Du kannst beliebig viele Sessions starten, aber ab 8 parallel kommst du in Rate-Limit-Bereich und die Koordination wird mühsam. 4 bis 6 ist der Sweet Spot für echte Produktivität. Quota verbraucht jede Session unabhängig, also rechne mit n-fachem Verbrauch.
Worktree-Isolation
.claude/worktrees/
Jede Background-Session läuft in ihrem eigenen Git-Worktree. Heißt: zwei Sessions können gleichzeitig die selbe Datei ändern ohne Konflikt, jede committet in ihren Branch. Du mergst später bewusst zusammen oder verwirfst, was nichts geworden ist.
Peek + Reply
Space, dann Antwort
Wenn eine Session „Needs Input" anzeigt, drück Space. Du siehst den letzten Output und kannst direkt antworten, ohne den ganzen Verlauf zu laden. Bei Multi-Choice-Fragen einfach die Zahl drücken. Spart massiv Zeit gegenüber dem Voll-Attach.
Survival-Modus
respawn --all
Background-Sessions überleben Terminal-Close und SSH-Disconnect. Sie stoppen erst beim Sleep oder Shutdown deines Rechners. Nach dem Reboot kannst du mit claude respawn --all alle pausierten Sessions wieder hochfahren, ohne Kontext zu verlieren.
Das Wichtigste
Agent View ist nicht das selbe wie /agents. Der Slash-Befehl /agents verwaltet Subagents innerhalb einer Session. Agent View dagegen koordiniert mehrere komplett unabhängige Sessions parallel. Verschiedene Werkzeuge für verschiedene Probleme, beide haben ihren Platz.

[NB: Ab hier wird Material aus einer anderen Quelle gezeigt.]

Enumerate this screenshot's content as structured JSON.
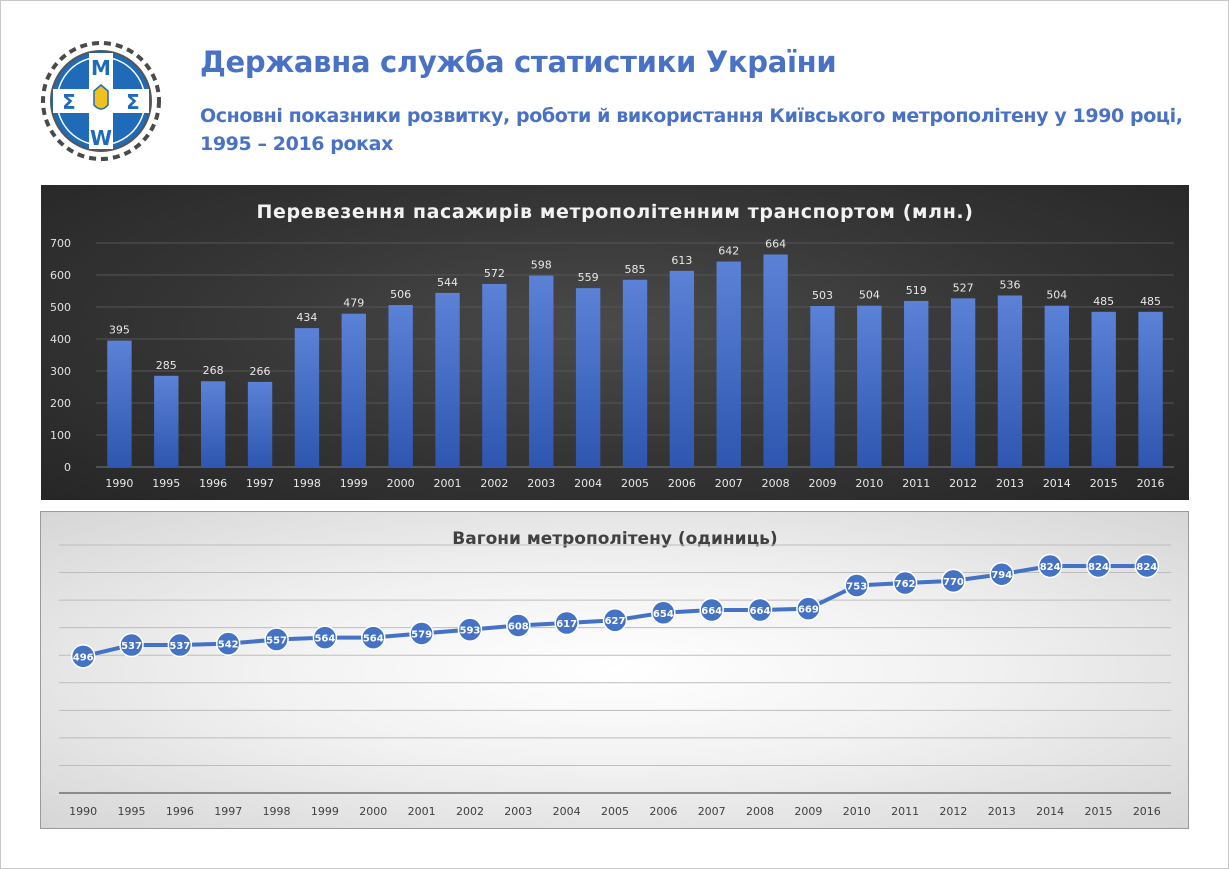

Sessions sind unabhängig, kein Message-Passing. Background-Sessions wissen nichts voneinander. Heißt: ideal für unabhängige Tasks (Bug-Fix + PR-Review + Log-Investigation), schlecht für koordinierte Workflows die Daten zwischen Agents reichen müssen. Dafür wieder Subagents nutzen.
Alles läuft lokal, kein Cloud-Service. Background-Sessions laufen als detached Prozess unter ~/.claude/daemon.log. Keine Daten gehen extra zu Anthropic, keine zusätzliche Subscription nötig. Du nutzt einfach deine bestehende Pro-, Max- oder Team-Lizenz, nur eben für n Sessions gleichzeitig.